As we age circumstances in our lives often change.  We retire from a job, friends move away or health issues convince us to eliminate or restrict driving.  When changes like these occur, we may not fully realize how they will affect our ability to stay connected and engaged and how much they can still impact our overall health and well-being.

We need social connections to thrive, no matter our age, but recent research shows the negative health consequences of chronic isolation and loneliness may be especially harmful for older adults.  The good news is that with greater awareness, we can take steps to maintain and strengthen our ties to family and friends, expand our social circles and become more involved in the community around us.

Having a social network that meets our needs means different things to everyone.  There are some actions to consider to help stay connected.

  • Nurture and strengthen existing relationships: invite people over for coffee or call them to suggest a trip to a museum or to see a movie.
  • Schedule a time each day to call a friend or visit someone.
  • Meet your neighbors young and old.
  • Don’t let being a non-driver stop you from staying active.
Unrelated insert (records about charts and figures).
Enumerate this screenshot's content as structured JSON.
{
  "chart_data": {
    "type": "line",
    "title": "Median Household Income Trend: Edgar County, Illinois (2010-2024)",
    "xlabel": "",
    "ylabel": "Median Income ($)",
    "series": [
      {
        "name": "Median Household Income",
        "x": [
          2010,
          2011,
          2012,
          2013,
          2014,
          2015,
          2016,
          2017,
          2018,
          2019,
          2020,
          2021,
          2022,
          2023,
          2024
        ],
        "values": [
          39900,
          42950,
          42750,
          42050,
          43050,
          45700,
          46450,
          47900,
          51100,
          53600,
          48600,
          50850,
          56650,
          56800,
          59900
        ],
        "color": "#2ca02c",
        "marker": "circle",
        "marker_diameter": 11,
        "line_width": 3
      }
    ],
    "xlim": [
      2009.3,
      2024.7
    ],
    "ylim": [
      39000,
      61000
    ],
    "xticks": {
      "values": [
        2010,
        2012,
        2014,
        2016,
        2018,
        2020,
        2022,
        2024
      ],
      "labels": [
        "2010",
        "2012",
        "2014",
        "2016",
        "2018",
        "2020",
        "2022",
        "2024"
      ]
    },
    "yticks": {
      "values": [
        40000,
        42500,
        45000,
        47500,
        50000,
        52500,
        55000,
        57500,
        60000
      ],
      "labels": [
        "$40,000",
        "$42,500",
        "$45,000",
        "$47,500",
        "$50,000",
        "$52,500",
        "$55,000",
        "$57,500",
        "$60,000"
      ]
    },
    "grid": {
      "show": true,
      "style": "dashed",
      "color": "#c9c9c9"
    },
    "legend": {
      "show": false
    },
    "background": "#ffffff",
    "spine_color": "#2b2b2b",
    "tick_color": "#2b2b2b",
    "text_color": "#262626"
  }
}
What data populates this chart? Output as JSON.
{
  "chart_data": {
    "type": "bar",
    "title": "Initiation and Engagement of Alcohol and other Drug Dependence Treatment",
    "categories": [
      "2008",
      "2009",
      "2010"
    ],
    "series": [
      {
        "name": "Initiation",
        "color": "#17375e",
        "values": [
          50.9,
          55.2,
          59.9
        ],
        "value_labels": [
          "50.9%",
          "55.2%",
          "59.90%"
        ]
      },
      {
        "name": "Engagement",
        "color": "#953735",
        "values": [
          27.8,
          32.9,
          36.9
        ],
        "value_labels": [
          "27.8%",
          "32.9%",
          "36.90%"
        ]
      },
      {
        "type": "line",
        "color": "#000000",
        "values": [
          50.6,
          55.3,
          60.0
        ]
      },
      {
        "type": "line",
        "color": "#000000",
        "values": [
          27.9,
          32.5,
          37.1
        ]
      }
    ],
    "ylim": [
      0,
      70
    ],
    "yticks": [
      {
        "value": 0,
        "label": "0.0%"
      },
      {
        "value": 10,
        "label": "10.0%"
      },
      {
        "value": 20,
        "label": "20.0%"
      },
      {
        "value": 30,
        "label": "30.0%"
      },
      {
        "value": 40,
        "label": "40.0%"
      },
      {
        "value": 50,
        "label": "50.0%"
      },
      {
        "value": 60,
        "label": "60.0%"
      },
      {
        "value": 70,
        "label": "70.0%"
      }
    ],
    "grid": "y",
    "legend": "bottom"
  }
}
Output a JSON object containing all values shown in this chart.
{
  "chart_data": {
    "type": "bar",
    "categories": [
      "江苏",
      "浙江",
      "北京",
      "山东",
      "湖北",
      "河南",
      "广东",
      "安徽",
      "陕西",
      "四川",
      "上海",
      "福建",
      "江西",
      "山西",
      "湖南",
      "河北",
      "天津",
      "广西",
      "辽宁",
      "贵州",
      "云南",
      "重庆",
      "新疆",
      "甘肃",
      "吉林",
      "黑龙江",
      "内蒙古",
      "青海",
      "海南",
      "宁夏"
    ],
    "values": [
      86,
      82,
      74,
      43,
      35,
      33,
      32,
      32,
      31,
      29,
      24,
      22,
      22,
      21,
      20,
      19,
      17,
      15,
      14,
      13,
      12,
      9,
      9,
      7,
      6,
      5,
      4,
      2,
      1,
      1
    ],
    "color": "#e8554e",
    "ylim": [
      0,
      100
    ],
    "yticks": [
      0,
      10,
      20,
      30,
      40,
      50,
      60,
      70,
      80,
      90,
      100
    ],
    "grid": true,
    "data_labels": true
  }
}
Find out about your transportation options.
  • Use social media like Facebook to stay in touch with long-distance friends or write an old-fashioned letter.
  • Stay physically active and include group exercise in the mix, like joining a walking club.
  • Take a class to learn something new, at the same time, expand your circle of friends.
  • Revisit an old hobby you’ve set aside and connect with others who share our interests.
  • Volunteer to deepen your sense of purpose and help others.
  • Visit your local community wellness or senior center and become involved in a wide range of interesting programs.
  • Check out faith-based organizations for spiritual engagement, as well as to participate in activities and events.
  • Get involved in your community by taking on a cause, such as making your community more age-friendly.

Prolonged isolation can be as bad for your health as 15 cigarettes a day.  Stay engaged and remember the older adults in your lives and reach out to them this holiday season and throughout the year.